Nadine: Mine’s in very general terms. I would like to find a way to instill in children at a very early age a thirst for God.

Grayson: I like that. One of my dreams is about children from dysfunctional homes: that, in spite of all the things going against them, because of the power of God and people relating to them, they will thirst for God. It may be shaky at first, but when they get to being adult, I hope they will want to reverse the dysfunctional patterns they have known in their home. The Holy Spirit can use even one hour a week. We have to work on that assumption, or we’d become very frustrated.

Michael: I dream sometimes about having an integrated program that would combine what we’re doing in Sunday School and in clubs into one program that would be really focused. It would grab parent and child and pull them together to process and grow in their faith understanding. Somehow I think we could do better than the fragments we have now.

John: I’d like to see each child have a significant relationship with at least one adult, a mature and growing Christian who models what it means to love the Lord. Someone who reads the Bible, but it comes off the page, it {26} becomes alive, it’s life-changing, there’s an excitement about God’s Word, and how it’s applied to life. I think if a child can have that, what curriculum you use doesn’t matter so much, or when you do it in the week, or even if the time is fairly compressed.

Harold: John has taken the words out of my mouth. It would be tremendous if people showed their excitement . . . if a pastor were excited about the word of God, and the work of God . . . if a Sunday School teacher was excited and not droning on through a lesson. Somebody told me once that people are attracted to a church not because it’s friendly, but because people are excited.

What about youth?

Michael: I think the link with a significant adult becomes stronger in youth years. We have worked at a prayer partner relationship with every one of our youth and college and career people. They need to see an adult who has processed his/her faith and who hangs onto God through turbulent times.

Nadine: That’s interesting, because we assign our kids, even as infants, to an adult. The little kids are so thrilled, but the youth are not sure that they want this relationship. I think that they want it, but are not sure what to do with it.

John: I think Michael is right. Every parent at that point needs other Christian adults who are feeding stuff into their kids. My kids hear it better from them than they are going to from me at that point. Those people need to be there.

Michael: The second thing for young people is that they have opportunities to get involved in ministry, not just always take. They learn more in serving than in receiving.

Nadine: I wish all ages, particularly youth, could believe they can be honest with the church, and we’d still love them. I think in those years we start sending messages more and more strongly which read, “Say what we want you to say, or you’re pushed off to the edge.”

What about adults?

Grayson: One of my dreams for adults is that we would be willing to let youth ask questions and not be threatened by them.

Dave: That’s a reversal. I think we’re afraid of other adults who ask questions. Can even I have doubts and ask questions?

John: I think the question is, can we be honest with each other, and still be accepted and loved and forgiven?

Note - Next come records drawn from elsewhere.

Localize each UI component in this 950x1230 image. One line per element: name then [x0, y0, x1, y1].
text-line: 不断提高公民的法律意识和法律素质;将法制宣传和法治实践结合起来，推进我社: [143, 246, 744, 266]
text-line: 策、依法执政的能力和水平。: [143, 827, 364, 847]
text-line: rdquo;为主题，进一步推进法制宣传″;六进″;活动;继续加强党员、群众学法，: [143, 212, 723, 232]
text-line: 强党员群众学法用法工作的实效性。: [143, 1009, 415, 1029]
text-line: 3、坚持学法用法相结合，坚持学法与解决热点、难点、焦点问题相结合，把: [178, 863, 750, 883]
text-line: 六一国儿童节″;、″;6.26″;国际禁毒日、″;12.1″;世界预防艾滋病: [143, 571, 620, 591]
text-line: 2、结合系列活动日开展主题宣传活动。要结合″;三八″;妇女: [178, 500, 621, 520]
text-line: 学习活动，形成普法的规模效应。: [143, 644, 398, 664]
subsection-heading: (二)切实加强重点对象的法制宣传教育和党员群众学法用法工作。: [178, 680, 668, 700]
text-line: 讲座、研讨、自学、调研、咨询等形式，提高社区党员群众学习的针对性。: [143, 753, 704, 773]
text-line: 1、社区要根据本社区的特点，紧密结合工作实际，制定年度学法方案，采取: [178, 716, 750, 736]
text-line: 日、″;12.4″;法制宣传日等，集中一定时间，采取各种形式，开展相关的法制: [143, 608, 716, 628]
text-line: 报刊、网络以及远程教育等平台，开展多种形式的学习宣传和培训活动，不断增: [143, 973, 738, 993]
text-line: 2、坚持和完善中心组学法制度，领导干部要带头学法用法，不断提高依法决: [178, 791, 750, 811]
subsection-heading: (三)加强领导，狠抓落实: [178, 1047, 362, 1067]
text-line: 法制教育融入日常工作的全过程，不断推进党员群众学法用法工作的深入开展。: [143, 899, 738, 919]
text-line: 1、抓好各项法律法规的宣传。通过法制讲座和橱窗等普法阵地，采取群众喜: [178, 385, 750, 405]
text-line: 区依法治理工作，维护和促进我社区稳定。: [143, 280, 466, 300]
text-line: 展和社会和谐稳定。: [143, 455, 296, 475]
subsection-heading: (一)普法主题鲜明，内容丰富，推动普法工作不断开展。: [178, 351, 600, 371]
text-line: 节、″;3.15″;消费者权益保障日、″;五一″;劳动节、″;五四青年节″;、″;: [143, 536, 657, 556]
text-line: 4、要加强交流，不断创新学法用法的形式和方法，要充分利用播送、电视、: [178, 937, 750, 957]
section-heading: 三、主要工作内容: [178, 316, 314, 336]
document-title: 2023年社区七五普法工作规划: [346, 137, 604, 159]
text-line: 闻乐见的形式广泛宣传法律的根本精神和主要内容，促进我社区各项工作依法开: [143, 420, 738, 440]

Can I voice my doubts as a pastor? My vision has to do with something that grew out of our process in our congregation. Within two years we want every adult who wishes, to be part {27} of a small group, whether a support group, Bible study group, fellowship group, task group, or whatever. Most adults struggle with friendship issues. Who are your close friends? To whom can you talk? I have heard that most Canadians move every three years. That’s devastating to friendships for adults. It takes us about that long to make friends.

Nadine: A final point. I’ve been wondering recently, how many adults in our churches really feel that God smiles on them? How many adults are living under a cloud of doubt and judgment? Somebody said this morning, “All of a sudden it dawns on me; it’s not because of what I’ve done, but because of God’s grace that’s made me accepted.” I wish more adults could really feel that.